The program has grown first to about 800 lines and now over 2800 lines. There’s a ContextualUnifier, a SimpleSlurFixer, a StaffSimplifier, a VoiceAwareSlurFixer, a DeterministicVoiceIdentifier, a VoiceRemover, the list goes on. At first, I was amazed at all of the deep design documentation it was writing. There’s about 6000 words of design specs, bug analysis, project plans. It’s really quite amazing. But the program doesn’t work and I’m burning a lot of money.

This morning, I thought I’d try something different. I started reading the docs for the library I’m using. Just…reading them. All of them. And then I kind of thought about the problem for a while. I asked Roo to scaffold me out a Python commandline tool, and write some loading logic. I started directing it to build a really simple app based on what I knew about how the framework is supposed to be used. It overcomplicated things, and I had to tell it to stop, and then just delete the code. But I got something working in a really simple way in maybe half an hour for about $1 worth of tokens. I used ChatGPT ($20/month Plus plan) to write a couple of small functions where I couldn’t remember the syntax in Python.

Eventually I just started coding things by hand. I probably spent 2-3 hours on it today. It’s 162 lines of Python so far, which feels like the right kind of size. It has a few things more I need to fix, but it mostly works, and I mostly understand the bits that don’t.

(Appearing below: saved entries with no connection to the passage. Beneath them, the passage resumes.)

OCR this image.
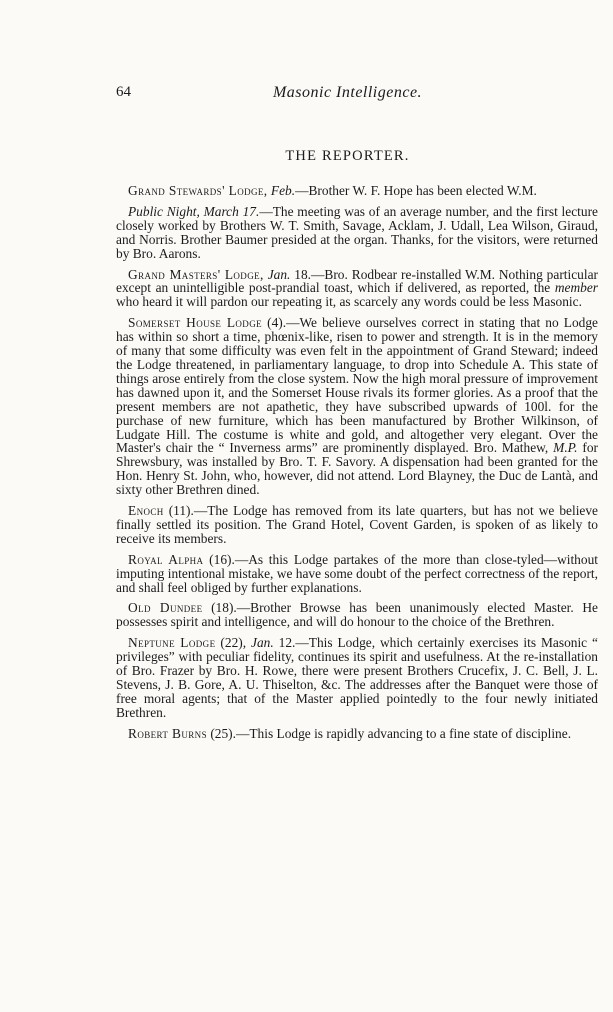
64	Masonic Intelligence.
THE REPORTER.

Grand Stewards' Lodge, Feb.—Brother W. F. Hope has been elected W.M.

Public Night, March 17.—The meeting was of an average number, and the first lecture closely worked by Brothers W. T. Smith, Savage, Acklam, J. Udall, Lea Wilson, Giraud, and Norris. Brother Baumer presided at the organ. Thanks, for the visitors, were returned by Bro. Aarons.

Grand Masters' Lodge, Jan. 18.—Bro. Rodbear re-installed W.M. Nothing particular except an unintelligible post-prandial toast, which if delivered, as reported, the member who heard it will pardon our repeating it, as scarcely any words could be less Masonic.

Somerset House Lodge (4).—We believe ourselves correct in stating that no Lodge has within so short a time, phœnix-like, risen to power and strength. It is in the memory of many that some difficulty was even felt in the appointment of Grand Steward; indeed the Lodge threatened, in parliamentary language, to drop into Schedule A. This state of things arose entirely from the close system. Now the high moral pressure of improvement has dawned upon it, and the Somerset House rivals its former glories. As a proof that the present members are not apathetic, they have subscribed upwards of 100l. for the purchase of new furniture, which has been manufactured by Brother Wilkinson, of Ludgate Hill. The costume is white and gold, and altogether very elegant. Over the Master's chair the “ Inverness arms” are prominently displayed. Bro. Mathew, M.P. for Shrewsbury, was installed by Bro. T. F. Savory. A dispensation had been granted for the Hon. Henry St. John, who, however, did not attend. Lord Blayney, the Duc de Lantà, and sixty other Brethren dined.

Enoch (11).—The Lodge has removed from its late quarters, but has not we believe finally settled its position. The Grand Hotel, Covent Garden, is spoken of as likely to receive its members.

Royal Alpha (16).—As this Lodge partakes of the more than close-tyled—without imputing intentional mistake, we have some doubt of the perfect correctness of the report, and shall feel obliged by further explanations.

Old Dundee (18).—Brother Browse has been unanimously elected Master. He possesses spirit and intelligence, and will do honour to the choice of the Brethren.

Neptune Lodge (22), Jan. 12.—This Lodge, which certainly exercises its Masonic “ privileges” with peculiar fidelity, continues its spirit and usefulness. At the re-installation of Bro. Frazer by Bro. H. Rowe, there were present Brothers Crucefix, J. C. Bell, J. L. Stevens, J. B. Gore, A. U. Thiselton, &c. The addresses after the Banquet were those of free moral agents; that of the Master applied pointedly to the four newly initiated Brethren.

Robert Burns (25).—This Lodge is rapidly advancing to a fine state of discipline.
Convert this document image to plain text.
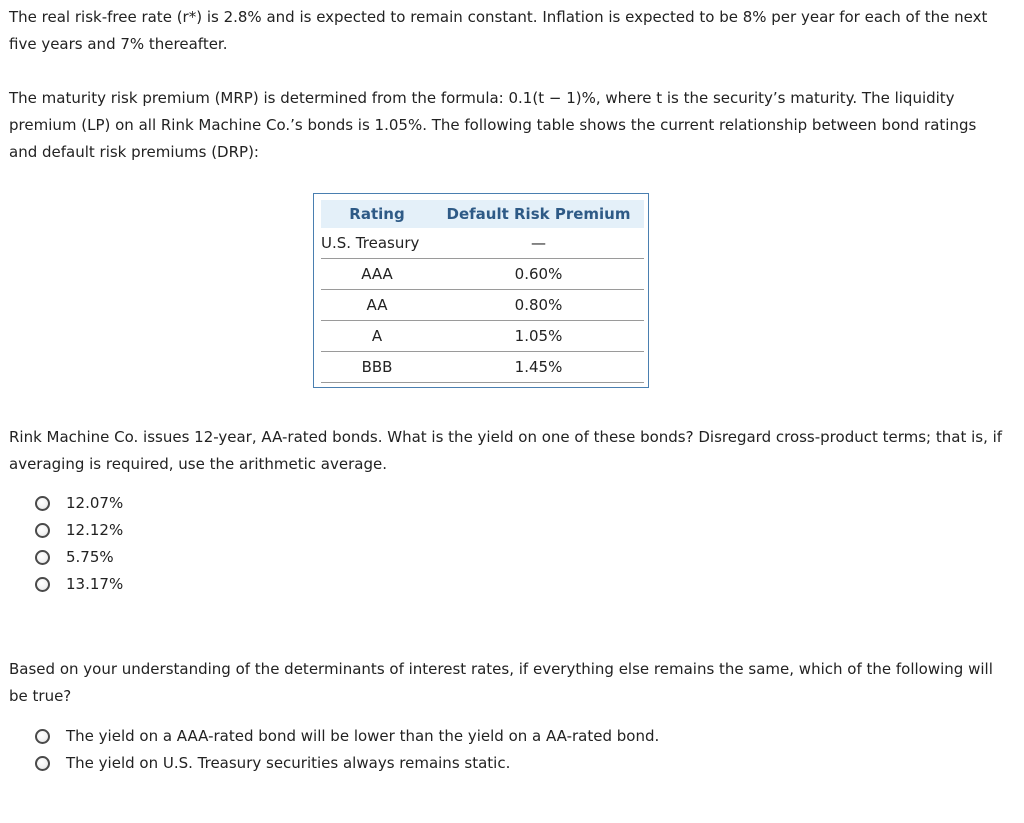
The real risk-free rate (r*) is 2.8% and is expected to remain constant. Inflation is expected to be 8% per year for each of the next five years and 7% thereafter.

The maturity risk premium (MRP) is determined from the formula: 0.1(t − 1)%, where t is the security’s maturity. The liquidity premium (LP) on all Rink Machine Co.’s bonds is 1.05%. The following table shows the current relationship between bond ratings and default risk premiums (DRP):

Rating	Default Risk Premium
U.S. Treasury	—
AAA	0.60%
AA	0.80%
A	1.05%
BBB	1.45%

Rink Machine Co. issues 12-year, AA-rated bonds. What is the yield on one of these bonds? Disregard cross-product terms; that is, if averaging is required, use the arithmetic average.

12.07%
12.12%
5.75%
13.17%

Based on your understanding of the determinants of interest rates, if everything else remains the same, which of the following will be true?

The yield on a AAA-rated bond will be lower than the yield on a AA-rated bond.
The yield on U.S. Treasury securities always remains static.
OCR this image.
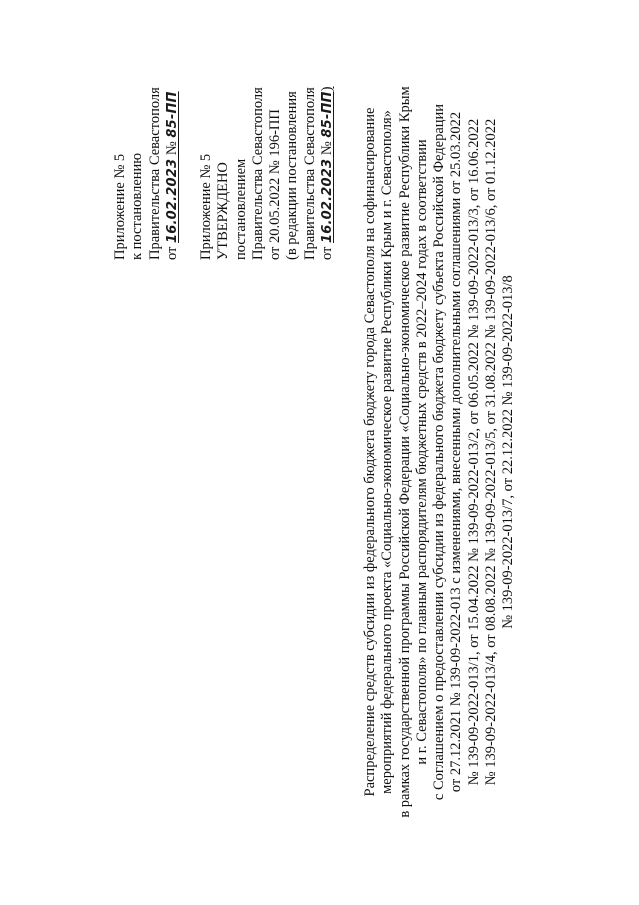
Приложение № 5 к постановлению Правительства Севастополя от 16.02.2023 № 85-ПП
Приложение № 5 УТВЕРЖДЕНО постановлением Правительства Севастополя от 20.05.2022 № 196-ПП (в редакции постановления Правительства Севастополя от 16.02.2023 № 85-ПП)
Распределение средств субсидии из федерального бюджета бюджету города Севастополя на софинансирование мероприятий федерального проекта «Социально-экономическое развитие Республики Крым и г. Севастополя» в рамках государственной программы Российской Федерации «Социально-экономическое развитие Республики Крым и г. Севастополя» по главным распорядителям бюджетных средств в 2022–2024 годах в соответствии с Соглашением о предоставлении субсидии из федерального бюджета бюджету субъекта Российской Федерации от 27.12.2021 № 139-09-2022-013 с изменениями, внесенными дополнительными соглашениями от 25.03.2022 № 139-09-2022-013/1, от 15.04.2022 № 139-09-2022-013/2, от 06.05.2022 № 139-09-2022-013/3, от 16.06.2022 № 139-09-2022-013/4, от 08.08.2022 № 139-09-2022-013/5, от 31.08.2022 № 139-09-2022-013/6, от 01.12.2022 № 139-09-2022-013/7, от 22.12.2022 № 139-09-2022-013/8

And I have no idea what lesson you’re supposed to take away from this little story. I know many will say “duh, magic autocomplete sux!” And if that’s your opinion, that cool, and I really don’t want to argue with you about it. But I don’t think it’s the right lesson for me. The right lesson for me is that AI is a weird tool and it’s changing incredibly quickly, and right now I don’t think we have any idea when to use it or how to use it. Three months ago, I didn’t see much promise at all. Then I played with my first agentic system and it changed my mind. Even in the total mess Claude made, I saw how it could work. I can see where the improvements can happen.

I’ve seen so many semi-programmers and even non-programmers build automation tools for themselves to make their lives easier. That’s real stuff. I want that for them. I may never write a shell script by hand again. AI is just too good at it and the stakes are so low. AI coding will matter and I think in the end, it’ll be a lot like high-level languages. They made more things possible and so we needed more programmers.

But today, maybe “I don’t need to read the docs; I have an AI” may not work out as smoothly as you’re hoping.